The People Have Spoken

The tally is nearly completely in for Hong Kong’s Sunday vote for local offices.

Local broadcaster RTHK reported that pro-democracy parties took 390 out of 452 seats in the district council, or nearly 90%.
The polls closed with 71.2% of eligible voters casting a ballot, the election commission said, easily surpassing the figure of 47% in the last such vote in 2015.

Hong Kong’s Chief Executive Carrie Lam suggests

The government will certainly listen humbly to citizens’ opinions and reflect on them seriously[.]

Yeah. She’ll think about it.  But will it act accordingly? Keep in mind, as you cogitate on that question, that the Lam government is nothing but a Beijing satrap.
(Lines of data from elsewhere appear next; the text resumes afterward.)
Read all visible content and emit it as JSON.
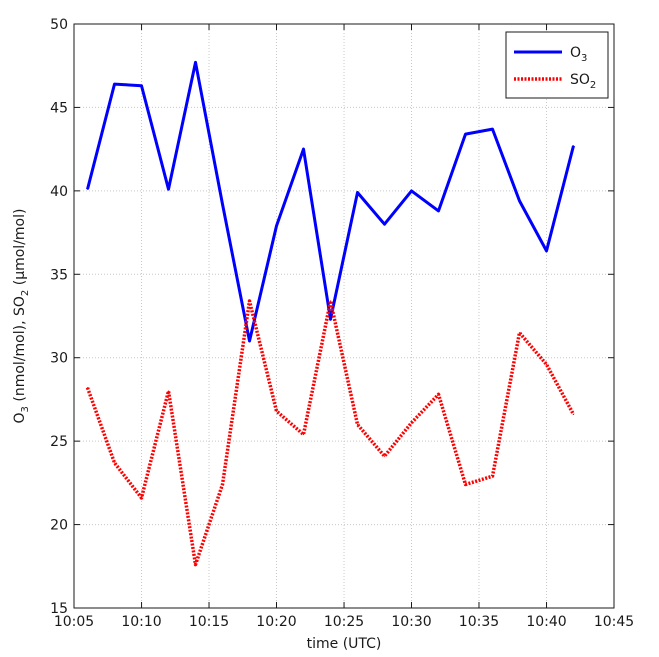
{
  "chart_data": {
    "type": "line",
    "xlabel": "time (UTC)",
    "ylabel": {
      "parts": [
        "O",
        "3",
        " (nmol/mol), SO",
        "2",
        " (µmol/mol)"
      ]
    },
    "xlim": [
      10.0833,
      10.75
    ],
    "ylim": [
      15,
      50
    ],
    "x_ticks": [
      {
        "value": 10.0833,
        "label": "10:05"
      },
      {
        "value": 10.1667,
        "label": "10:10"
      },
      {
        "value": 10.25,
        "label": "10:15"
      },
      {
        "value": 10.3333,
        "label": "10:20"
      },
      {
        "value": 10.4167,
        "label": "10:25"
      },
      {
        "value": 10.5,
        "label": "10:30"
      },
      {
        "value": 10.5833,
        "label": "10:35"
      },
      {
        "value": 10.6667,
        "label": "10:40"
      },
      {
        "value": 10.75,
        "label": "10:45"
      }
    ],
    "y_ticks": [
      15,
      20,
      25,
      30,
      35,
      40,
      45,
      50
    ],
    "grid": true,
    "legend_position": "top-right",
    "x": [
      "10:06",
      "10:08",
      "10:10",
      "10:12",
      "10:14",
      "10:16",
      "10:18",
      "10:20",
      "10:22",
      "10:24",
      "10:26",
      "10:28",
      "10:30",
      "10:32",
      "10:34",
      "10:36",
      "10:38",
      "10:40",
      "10:42"
    ],
    "series": [
      {
        "name": {
          "base": "O",
          "sub": "3"
        },
        "color": "#0000ff",
        "style": "solid",
        "values": [
          40.1,
          46.4,
          46.3,
          40.1,
          47.7,
          39.2,
          31.0,
          37.9,
          42.5,
          32.3,
          39.9,
          38.0,
          40.0,
          38.8,
          43.4,
          43.7,
          39.4,
          36.4,
          42.7
        ]
      },
      {
        "name": {
          "base": "SO",
          "sub": "2"
        },
        "color": "#ff0000",
        "style": "dotted",
        "values": [
          28.2,
          23.7,
          21.6,
          28.0,
          17.6,
          22.4,
          33.4,
          26.8,
          25.4,
          33.4,
          26.0,
          24.1,
          26.1,
          27.8,
          22.4,
          22.9,
          31.5,
          29.6,
          26.6
        ]
      }
    ]
  }
}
Gordon Chang, who often writes for The Wall Street Journal and contributes to Fox News, is optimistic:

This is political annihilation for Beijing and it’s going to have consequences that are going to reverberate not just in Hong Kong itself, but perhaps in China as well….

He has a warning, though:

Carrie Lam, the Hong Kong chief executive, she reports directly to Xi Jinping. She no longer has any freedom of action. If he tells her not to give ground, which is what he’s been doing for the last several months, then you’re going to see Hong Kong erupt because, you know, people have expressed their will.
If the political establishment doesn’t make concessions, then we don’t know where this will go, but we know that will become probably much more violent and the protests will become even larger[.]

Are Xi and his Communist Party of China government listening?  Yes, most carefully.  But they’ll likely draw the wrong lessons.  I think we do know where this will go, and it won’t be pleasant, although it will be brief. Tanks rolling against a fundamentally unarmed civilian population will see to that, as was demonstrated in Tiananmen Square a little bit ago.

The US and our putative allies need to become more overt in supporting the good people of Hong Kong.  The PRC has already welched on its handover commitment and its pretense of a one country, two systems policy.

The Republic of China is watching the degree of our resolve, too.